The America that Can Say No

A multipolar order implies that several emerging powers hold competing views about how the world should be run, and are prepared to act to advance their global agendas. That is not the case; instead, we are witnessing the birth of a non-polar order, with America’s chief competitors preoccupied with problems at home and in their immediate neighborhoods.

NEW YORK –­ Early this month, Kyrgyzstan’s president Kurmanbek Bakiyev went cap in hand to Moscow to ask for financial aid. To make his request more palatable, Bakiyev announced that he was demanding that the United States close its airbase in Kyrgyzstan, which resupplies NATO troops in neighboring Afghanistan. Similarly, late last year, Iceland’s government asked Russia to help bail out its banking system, while Pakistani President Asif Ali Zardari visited China in hopes of securing an emergency infusion of cash.

Some observers cite these episodes as evidence of decline in America’s international clout.
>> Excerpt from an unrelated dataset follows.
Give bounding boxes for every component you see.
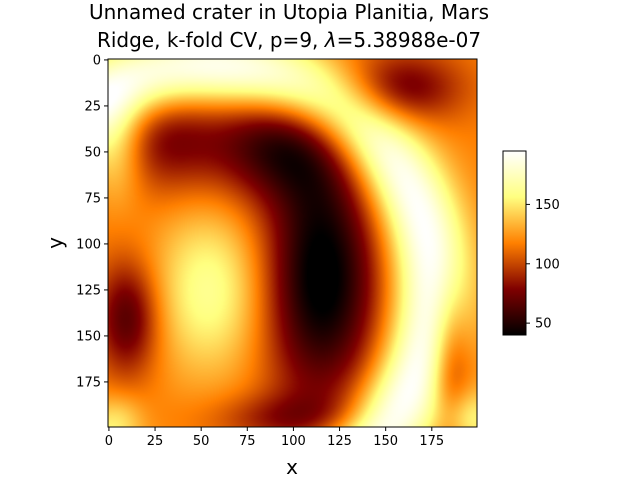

But there’s a larger point: so far, except for relatively small sums offered to the Kyrgyz, Russia and China haven’t offered much help.   

Amid much talk of a “post-American world,” many observers see a shift from a US-dominated international order toward a multipolar system, in which countries like China, Russia, and several others compete for global leadership on a range of common challenges and risks.